Title: INB-100: A Pilot Study of Donor Derived, Ex-Vivo Expanded/Activated Gamma-Delta T Cell (EAGD) Infusion Following Haploidentical Hematopoietic Stem Cell Transplantation and Post-Transplant Cyclophosphamide (PTCy)
Presenter: Joseph McGuirk, DO, The University of Kansas Cancer Center
Abstract #: 4853
Session Name: Cellular Immunotherapies: Early Phase and Investigational Therapies: Poster III
Date and Time: Monday, December 11, 2023, 6:00 PM – 8:00 PM PDT

Ten patients have been treated, completing the dose-escalation of this Phase 1 trial as of the abstract data cutoff of July 14, 2023. Updated data on safety and efficacy, including CRs and durability of response will be presented in December.
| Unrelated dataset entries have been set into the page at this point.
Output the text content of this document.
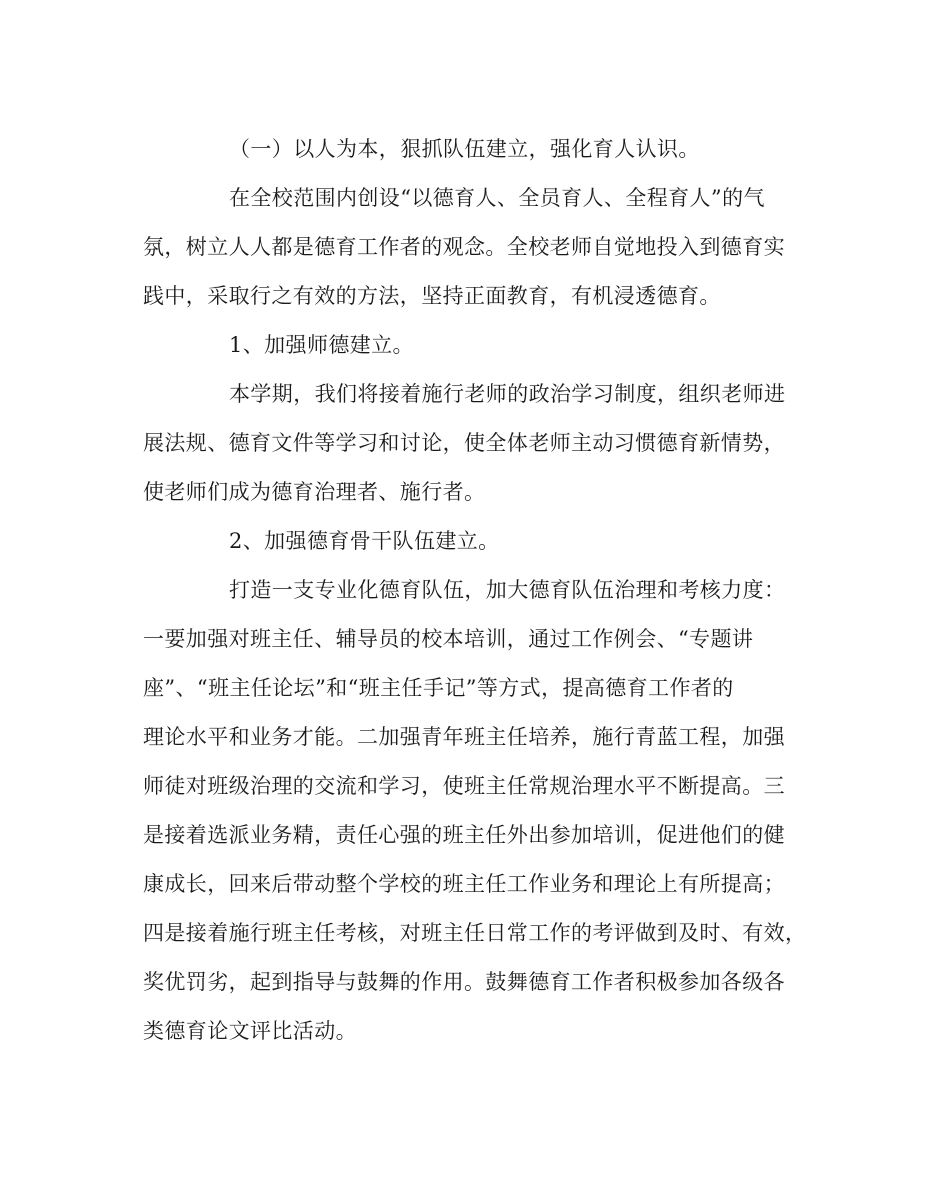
（一）以人为本，狠抓队伍建立，强化育人认识。
在全校范围内创设“以德育人、全员育人、全程育人”的气
氛，树立人人都是德育工作者的观念。全校老师自觉地投入到德育实
践中，采取行之有效的方法，坚持正面教育，有机浸透德育。
1、加强师德建立。
本学期，我们将接着施行老师的政治学习制度，组织老师进
展法规、德育文件等学习和讨论，使全体老师主动习惯德育新情势，
使老师们成为德育治理者、施行者。
2、加强德育骨干队伍建立。
打造一支专业化德育队伍，加大德育队伍治理和考核力度：
一要加强对班主任、辅导员的校本培训，通过工作例会、“专题讲
座”、“班主任论坛”和“班主任手记”等方式，提高德育工作者的
理论水平和业务才能。二加强青年班主任培养，施行青蓝工程，加强
师徒对班级治理的交流和学习，使班主任常规治理水平不断提高。三
是接着选派业务精，责任心强的班主任外出参加培训，促进他们的健
康成长，回来后带动整个学校的班主任工作业务和理论上有所提高；
四是接着施行班主任考核，对班主任日常工作的考评做到及时、有效，
奖优罚劣，起到指导与鼓舞的作用。鼓舞德育工作者积极参加各级各
类德育论文评比活动。
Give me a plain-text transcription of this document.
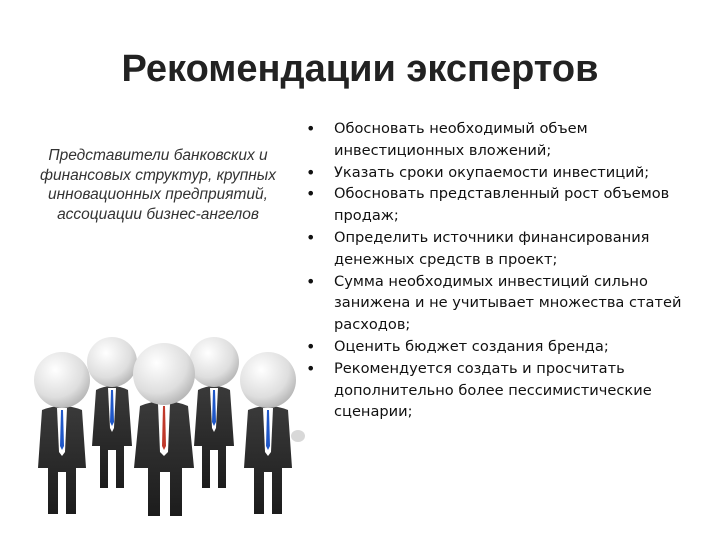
Рекомендации экспертов
Представители банковских и финансовых структур, крупных инновационных предприятий, ассоциации бизнес-ангелов
• Обосновать необходимый объем инвестиционных вложений;
• Указать сроки окупаемости инвестиций;
• Обосновать представленный рост объемов продаж;
• Определить источники финансирования денежных средств в проект;
• Сумма необходимых инвестиций сильно занижена и не учитывает множества статей расходов;
• Оценить бюджет создания бренда;
• Рекомендуется создать и просчитать дополнительно более пессимистические сценарии;
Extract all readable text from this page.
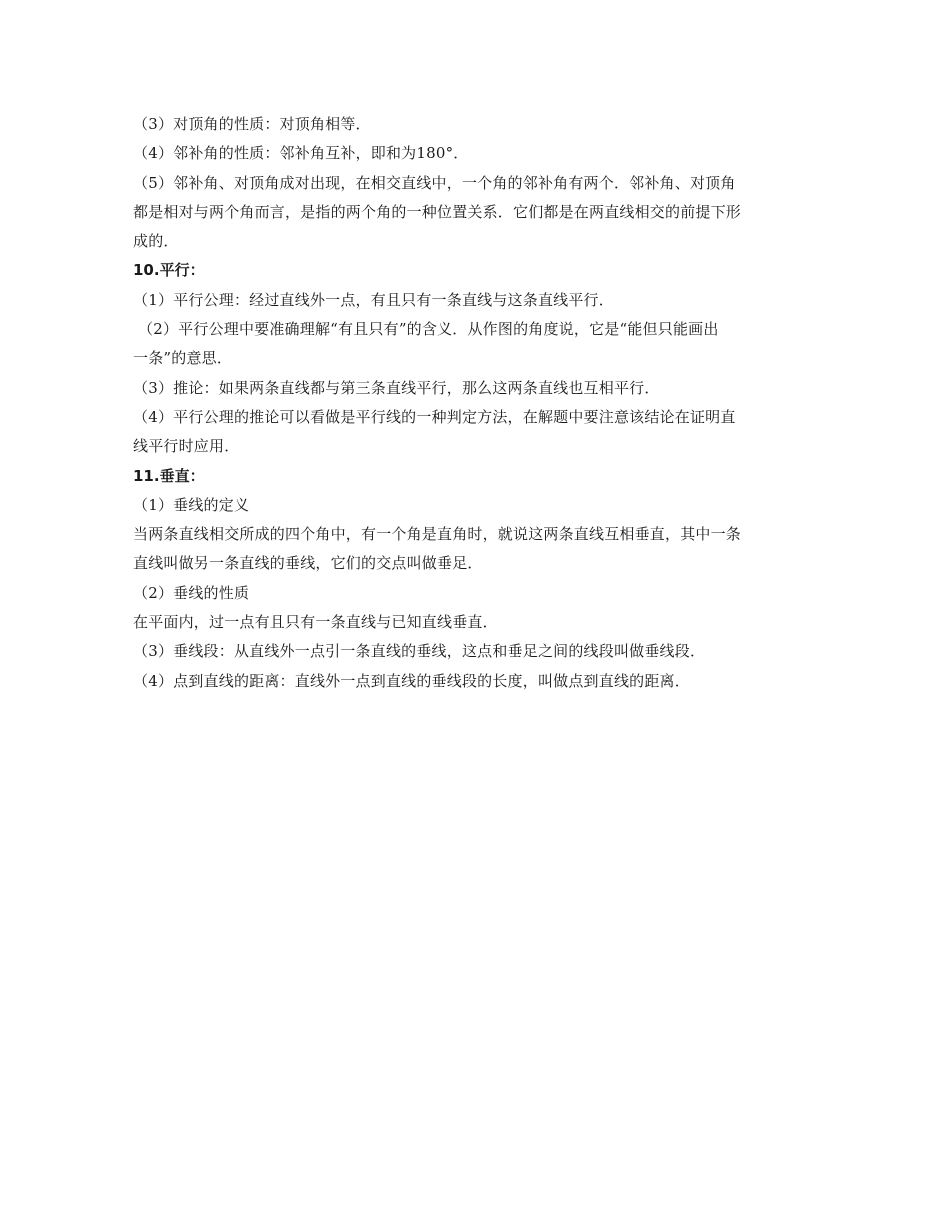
（3）对顶角的性质：对顶角相等．
（4）邻补角的性质：邻补角互补，即和为180°．
（5）邻补角、对顶角成对出现，在相交直线中，一个角的邻补角有两个．邻补角、对顶角
都是相对与两个角而言，是指的两个角的一种位置关系．它们都是在两直线相交的前提下形
成的．
10.平行：
（1）平行公理：经过直线外一点，有且只有一条直线与这条直线平行．
（2）平行公理中要准确理解“有且只有”的含义．从作图的角度说，它是“能但只能画出
一条”的意思．
（3）推论：如果两条直线都与第三条直线平行，那么这两条直线也互相平行．
（4）平行公理的推论可以看做是平行线的一种判定方法，在解题中要注意该结论在证明直
线平行时应用．
11.垂直：
（1）垂线的定义
当两条直线相交所成的四个角中，有一个角是直角时，就说这两条直线互相垂直，其中一条
直线叫做另一条直线的垂线，它们的交点叫做垂足．
（2）垂线的性质
在平面内，过一点有且只有一条直线与已知直线垂直．
（3）垂线段：从直线外一点引一条直线的垂线，这点和垂足之间的线段叫做垂线段．
（4）点到直线的距离：直线外一点到直线的垂线段的长度，叫做点到直线的距离．
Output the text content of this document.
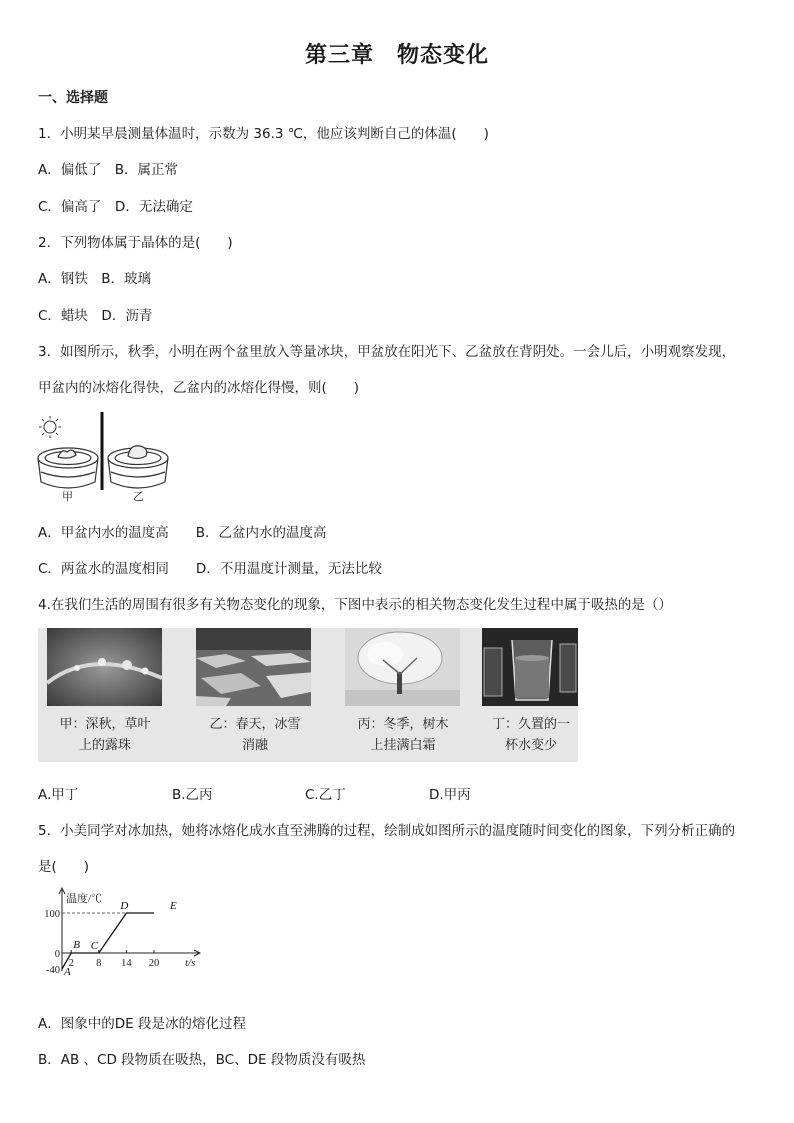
第三章　物态变化
一、选择题
1．小明某早晨测量体温时，示数为 36.3 ℃，他应该判断自己的体温(　　)
A．偏低了　B．属正常
C．偏高了　D．无法确定
2．下列物体属于晶体的是(　　)
A．钢铁　B．玻璃
C．蜡块　D．沥青
3．如图所示，秋季，小明在两个盆里放入等量冰块，甲盆放在阳光下、乙盆放在背阴处。一会儿后，小明观察发现，
甲盆内的冰熔化得快，乙盆内的冰熔化得慢，则(　　)
甲	乙
A．甲盆内水的温度高　　B．乙盆内水的温度高
C．两盆水的温度相同　　D．不用温度计测量，无法比较
4.在我们生活的周围有很多有关物态变化的现象，下图中表示的相关物态变化发生过程中属于吸热的是（）
甲：深秋，草叶
上的露珠
乙：春天，冰雪
消融
丙：冬季，树木
上挂满白霜
丁：久置的一
杯水变少
A.甲丁	B.乙丙	C.乙丁	D.甲丙
5．小美同学对冰加热，她将冰熔化成水直至沸腾的过程，绘制成如图所示的温度随时间变化的图象，下列分析正确的
是(　　)
温度/℃
t/s
100
0
-40
2 8 14 20
A
B C
D	E
A．图象中的DE 段是冰的熔化过程
B．AB 、CD 段物质在吸热，BC、DE 段物质没有吸热
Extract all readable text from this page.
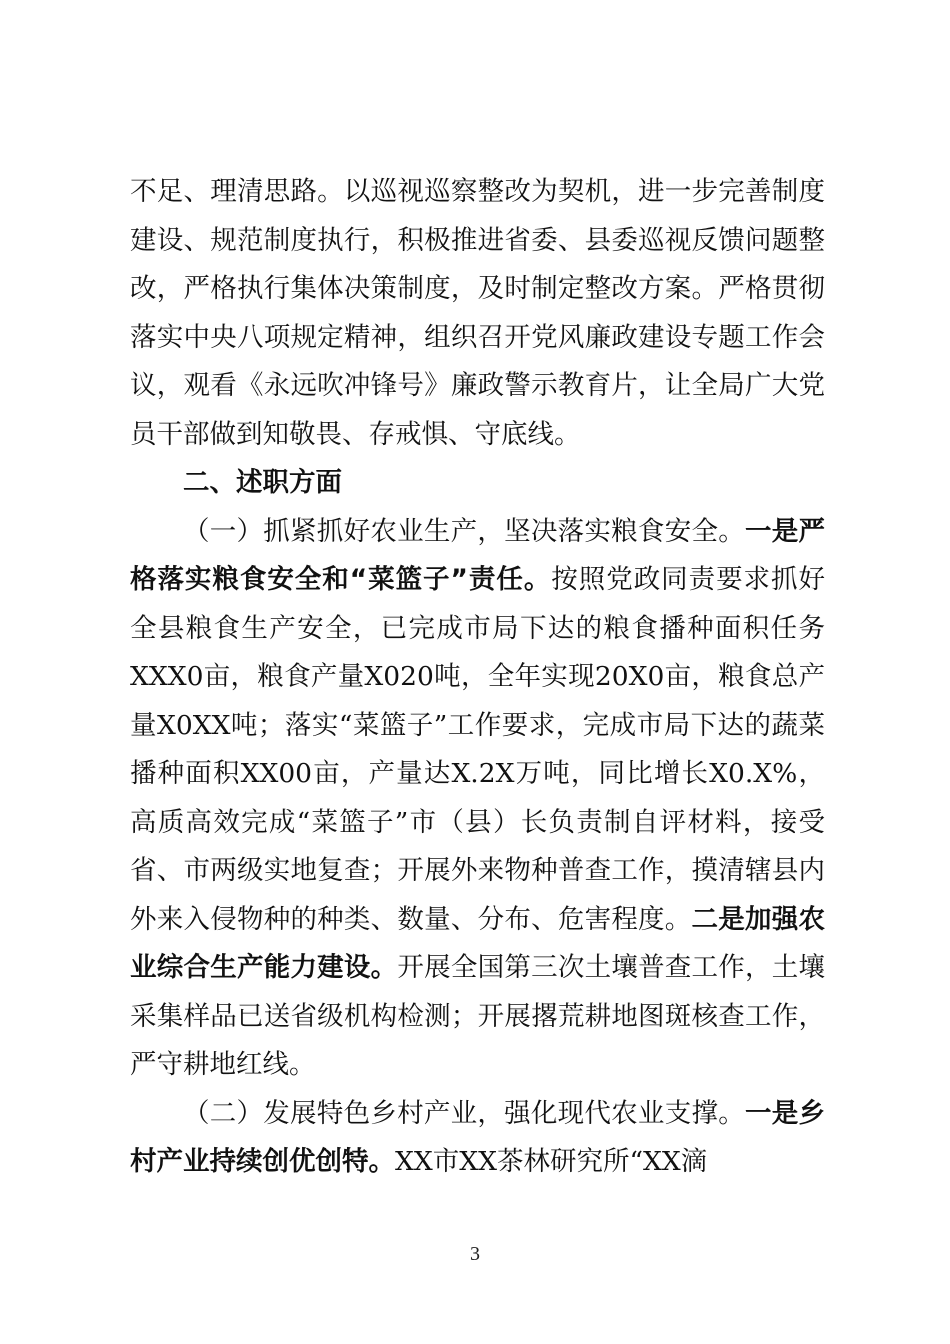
不足、理清思路。以巡视巡察整改为契机，进一步完善制度建设、规范制度执行，积极推进省委、县委巡视反馈问题整改，严格执行集体决策制度，及时制定整改方案。严格贯彻落实中央八项规定精神，组织召开党风廉政建设专题工作会议，观看《永远吹冲锋号》廉政警示教育片，让全局广大党员干部做到知敬畏、存戒惧、守底线。

二、述职方面

（一）抓紧抓好农业生产，坚决落实粮食安全。一是严格落实粮食安全和“菜篮子”责任。按照党政同责要求抓好全县粮食生产安全，已完成市局下达的粮食播种面积任务XXX0亩，粮食产量X020吨，全年实现20X0亩，粮食总产量X0XX吨；落实“菜篮子”工作要求，完成市局下达的蔬菜播种面积XX00亩，产量达X.2X万吨，同比增长X0.X%，高质高效完成“菜篮子”市（县）长负责制自评材料，接受省、市两级实地复查；开展外来物种普查工作，摸清辖县内外来入侵物种的种类、数量、分布、危害程度。二是加强农业综合生产能力建设。开展全国第三次土壤普查工作，土壤采集样品已送省级机构检测；开展撂荒耕地图斑核查工作，严守耕地红线。

（二）发展特色乡村产业，强化现代农业支撑。一是乡村产业持续创优创特。XX市XX茶林研究所“XX滴

3
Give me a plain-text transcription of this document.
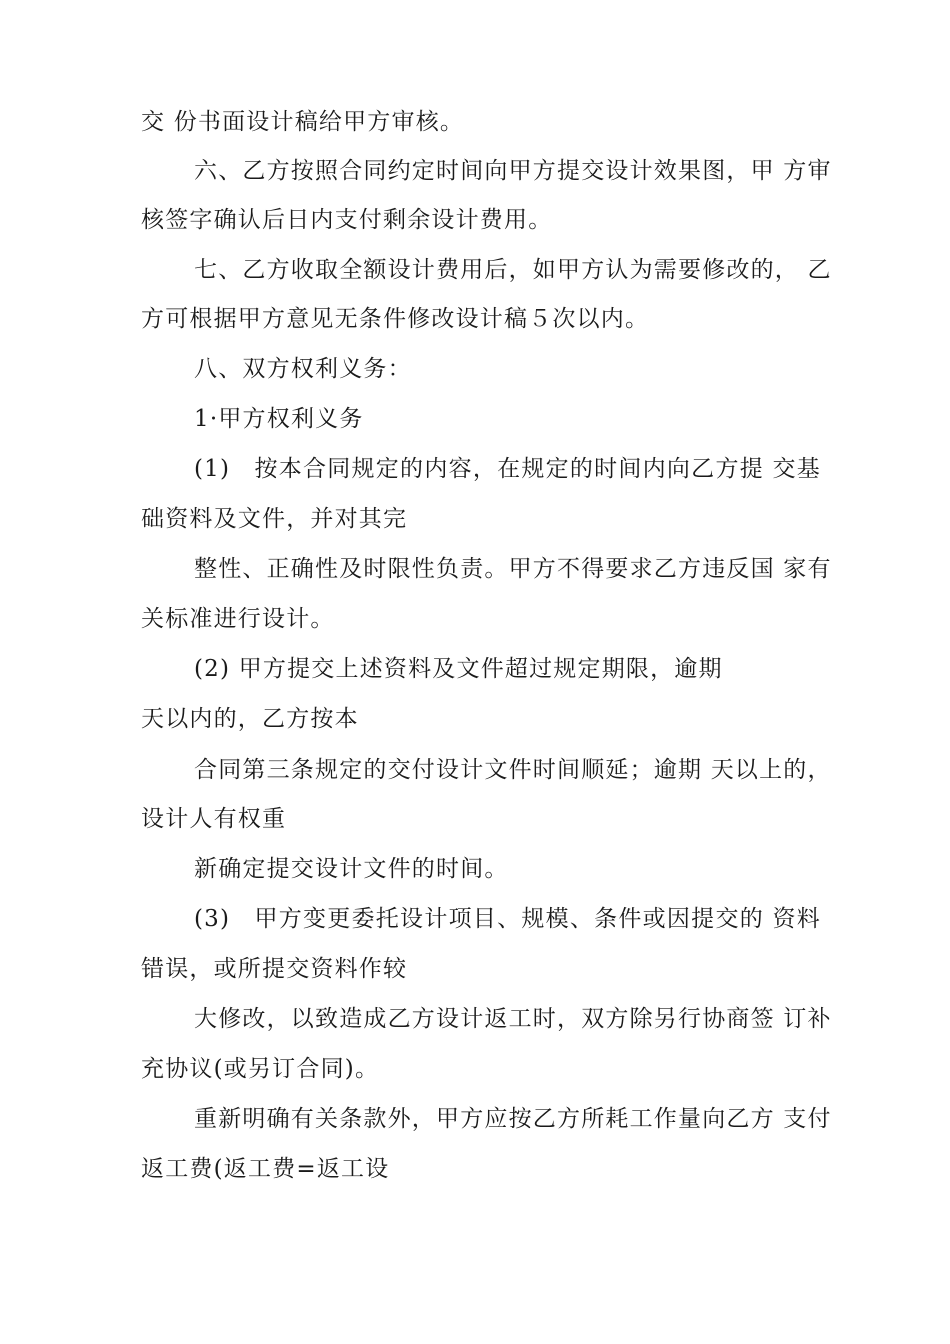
交 份书面设计稿给甲方审核。
六、乙方按照合同约定时间向甲方提交设计效果图，甲 方审
核签字确认后日内支付剩余设计费用。
七、乙方收取全额设计费用后，如甲方认为需要修改的， 乙
方可根据甲方意见无条件修改设计稿５次以内。
八、双方权利义务：
1·甲方权利义务
(1)　按本合同规定的内容，在规定的时间内向乙方提 交基
础资料及文件，并对其完
整性、正确性及时限性负责。甲方不得要求乙方违反国 家有
关标准进行设计。
(2) 甲方提交上述资料及文件超过规定期限，逾期
天以内的，乙方按本
合同第三条规定的交付设计文件时间顺延；逾期 天以上的，
设计人有权重
新确定提交设计文件的时间。
(3)　甲方变更委托设计项目、规模、条件或因提交的 资料
错误，或所提交资料作较
大修改，以致造成乙方设计返工时，双方除另行协商签 订补
充协议(或另订合同)。
重新明确有关条款外，甲方应按乙方所耗工作量向乙方 支付
返工费(返工费=返工设
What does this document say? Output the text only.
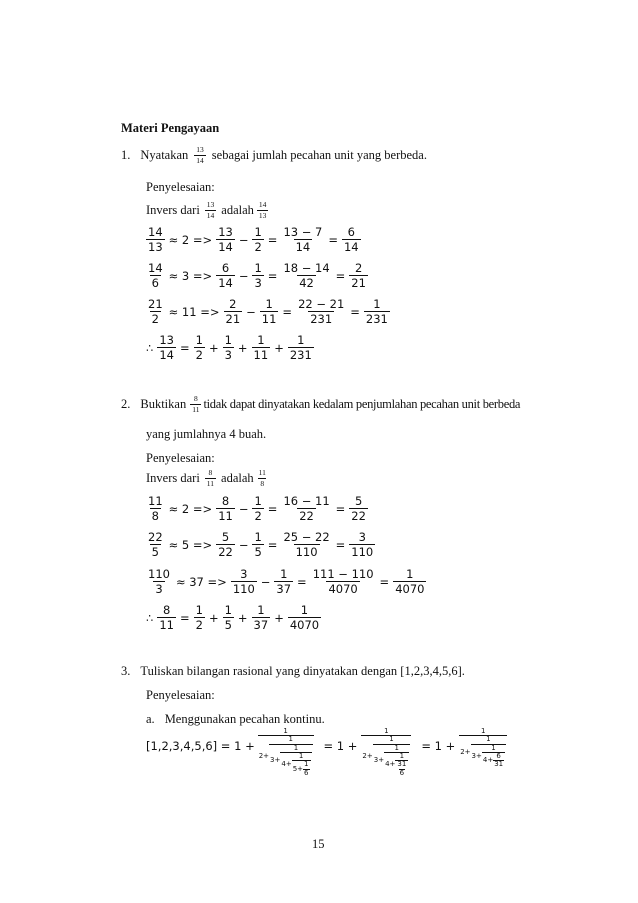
Materi Pengayaan
1. Nyatakan $\frac{13}{14}$ sebagai jumlah pecahan unit yang berbeda.
Penyelesaian:
Invers dari $\frac{13}{14}$ adalah $\frac{14}{13}$
$\frac{14}{13} \approx 2 => \frac{13}{14} - \frac{1}{2} = \frac{13 - 7}{14} = \frac{6}{14}$
$\frac{14}{6} \approx 3 => \frac{6}{14} - \frac{1}{3} = \frac{18 - 14}{42} = \frac{2}{21}$
$\frac{21}{2} \approx 11 => \frac{2}{21} - \frac{1}{11} = \frac{22 - 21}{231} = \frac{1}{231}$
∴ $\frac{13}{14} = \frac{1}{2} + \frac{1}{3} + \frac{1}{11} + \frac{1}{231}$
2. Buktikan $\frac{8}{11}$ tidak dapat dinyatakan kedalam penjumlahan pecahan unit berbeda
yang jumlahnya 4 buah.
Penyelesaian:
Invers dari $\frac{8}{11}$ adalah $\frac{11}{8}$
$\frac{11}{8} \approx 2 => \frac{8}{11} - \frac{1}{2} = \frac{16 - 11}{22} = \frac{5}{22}$
$\frac{22}{5} \approx 5 => \frac{5}{22} - \frac{1}{5} = \frac{25 - 22}{110} = \frac{3}{110}$
$\frac{110}{3} \approx 37 => \frac{3}{110} - \frac{1}{37} = \frac{111 - 110}{4070} = \frac{1}{4070}$
∴ $\frac{8}{11} = \frac{1}{2} + \frac{1}{5} + \frac{1}{37} + \frac{1}{4070}$
3. Tuliskan bilangan rasional yang dinyatakan dengan [1,2,3,4,5,6].
Penyelesaian:
a. Menggunakan pecahan kontinu.
$[1,2,3,4,5,6] = 1 + \frac{1}{2+ \frac{1}{3+ \frac{1}{4+ \frac{1}{5+ \frac{1}{6}}}}} = 1 + \frac{1}{2+ \frac{1}{3+ \frac{1}{4+ \frac{1}{\frac{31}{6}}}}} = 1 + \frac{1}{2+ \frac{1}{3+ \frac{1}{4+ \frac{6}{31}}}}$
15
About the INB-100 Phase 1 Trial
The Phase 1 clinical trial (NCT03533816) is a dose-escalation trial of allogeneic derived, gamma-delta T cells from matched related donors that have been expanded and activated ex vivo and administered systemically to patients with hematologic malignancies following hematopoietic bone marrow transplantation (HSCT). The single-institution clinical trial is currently being conducted at The University of Kansas Cancer Center (KUCC). The primary endpoints of this trial are safety and tolerability, and secondary endpoints include rates of GvHD, relapse rate and overall survival.